Resynchronization #18

davebenson · 2022-08-05T05:51:14Z

muon is awesome, but the one thing it is lacking versus line-by-line json is ability to seek around randomly in the stream.

the jsonl separator \n is hard to beat, but support for raw data makes that impossible.

I have found the AVRO strategy of picking a random 16-byte delimiter is nice.

I think some byte (maybe 0xf0) should indicate a delimiter follows. the first time will define the delimiter (which is chosen randomly); subsequent times should just be validated.

vshymanskyy · 2022-08-05T10:33:01Z

@davebenson how about using a list as a root object (similar to muon chaining), and applying a 0x8B (size) tag to every element? This will make it impossible to run into clashes with a randomly selected delimiter.

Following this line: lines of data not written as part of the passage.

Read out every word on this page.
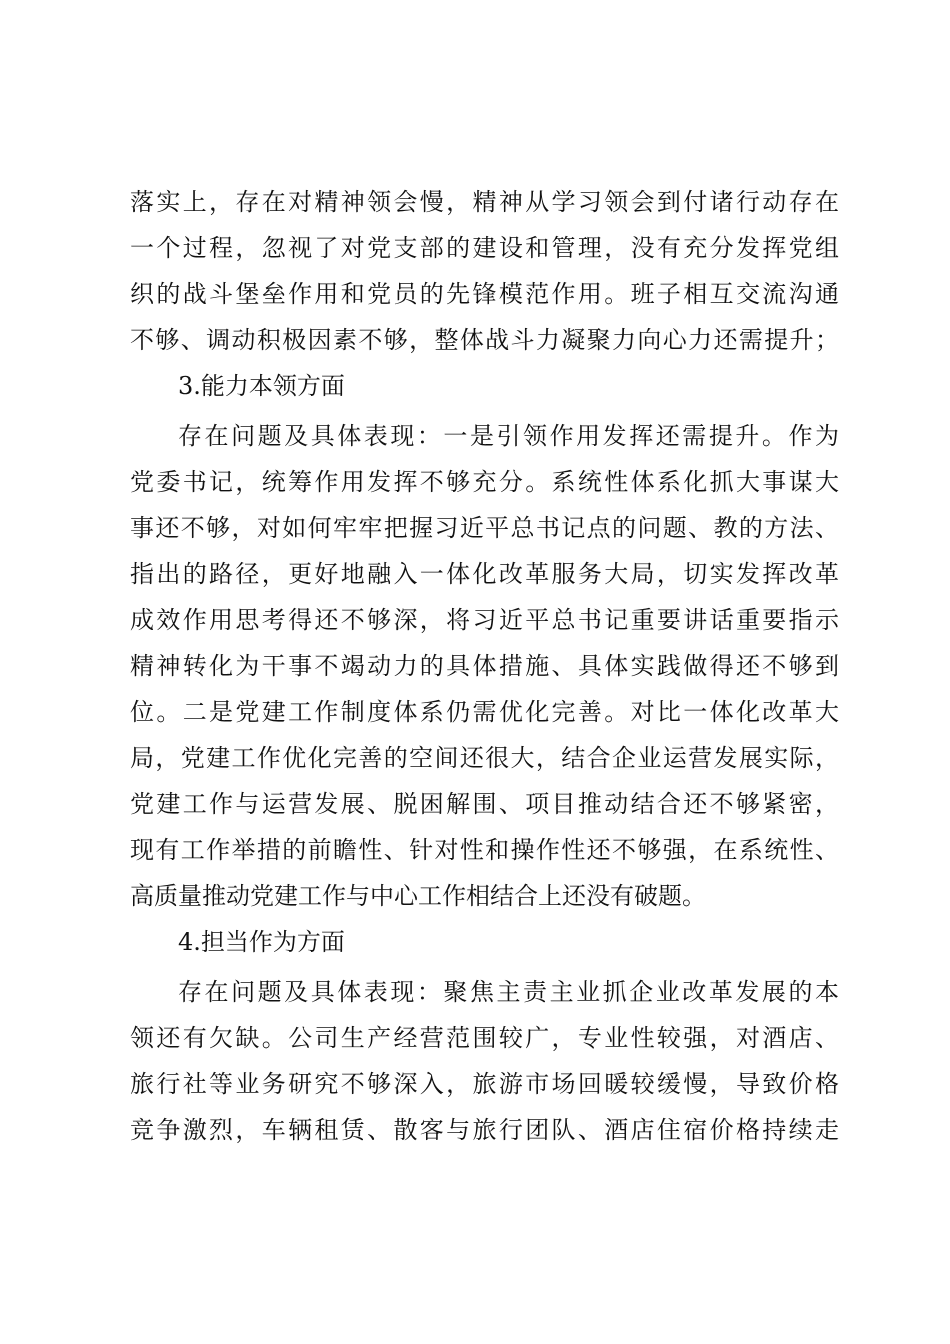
落实上，存在对精神领会慢，精神从学习领会到付诸行动存在
一个过程，忽视了对党支部的建设和管理，没有充分发挥党组
织的战斗堡垒作用和党员的先锋模范作用。班子相互交流沟通
不够、调动积极因素不够，整体战斗力凝聚力向心力还需提升；
3.能力本领方面
存在问题及具体表现：一是引领作用发挥还需提升。作为
党委书记，统筹作用发挥不够充分。系统性体系化抓大事谋大
事还不够，对如何牢牢把握习近平总书记点的问题、教的方法、
指出的路径，更好地融入一体化改革服务大局，切实发挥改革
成效作用思考得还不够深，将习近平总书记重要讲话重要指示
精神转化为干事不竭动力的具体措施、具体实践做得还不够到
位。二是党建工作制度体系仍需优化完善。对比一体化改革大
局，党建工作优化完善的空间还很大，结合企业运营发展实际，
党建工作与运营发展、脱困解围、项目推动结合还不够紧密，
现有工作举措的前瞻性、针对性和操作性还不够强，在系统性、
高质量推动党建工作与中心工作相结合上还没有破题。
4.担当作为方面
存在问题及具体表现：聚焦主责主业抓企业改革发展的本
领还有欠缺。公司生产经营范围较广，专业性较强，对酒店、
旅行社等业务研究不够深入，旅游市场回暖较缓慢，导致价格
竞争激烈，车辆租赁、散客与旅行团队、酒店住宿价格持续走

vshymanskyy · 2022-08-17T11:39:37Z

Having a random delimiter could be a good idea, however, I believe a 16-byte delimiter is an overkill.
Maybe something like: 1 tag byte + 6x payload bytes + 1 byte checksum?
And of course, the parser will have to check that a valid muon object follows.

vshymanskyy · 2022-08-17T11:48:40Z

It might be a good idea to also allocate 1 byte for the counter (increases with each delimiter). In this case:
tag (1B) + random (5B) + counter (1B) + checksum (1B) = 8 bytes total

5 random bytes gives us 1,099,511,627,775 permutations.

vshymanskyy · 2022-08-17T13:40:26Z

@davebenson please provide some real-world use cases or elaborate on the motivation of this request.
Currently, muon objects can be concatenated as-is (i.e. JSONL is an extension of JSON, but Muon doesn't need any additional separators).
Also, you can reuse Muon magic or padding tags to have some kind of separator.

JobLeonard · 2022-08-18T12:55:38Z

Here is an idea for supporting random delimiters without actually having to change the current format. Not sure if that is actually something to worry about (it's not like there are a ton of muon parsers out there that would break, nor that muon is considered a stable format yet), but it might help to keep the core format itself smaller.

Let's assume that we're using the chaining approach suggested in the docs for concatenating muon objects.

The main idea would be to encode the delimiter in one or more valid muon objects. Then one can inject this (sequence of) object(s) as the delimiter between the muon objects we actually care about during concatenation. A parser that knows we are using this approach could avoid allocating the delimiter objects, improving performance. Otherwise they would have to be removed after parsing. Since we're creating a list, that would mean removing every other entry.

To signal that we're using delimiter objects we could do something similar to JavaScript's "use strict"; approach. If the first item of a chained list is a magic string - e.g. "seekable"or "resynchronizable" (eight or sixteen bytes + zero terminator, respectively), it implies we are using delimiters. If we want the delimiters to stay user-definable we could say the second object then determines what the object is (but that would be incompatible with @vshymansky's idea of adding a counter to it).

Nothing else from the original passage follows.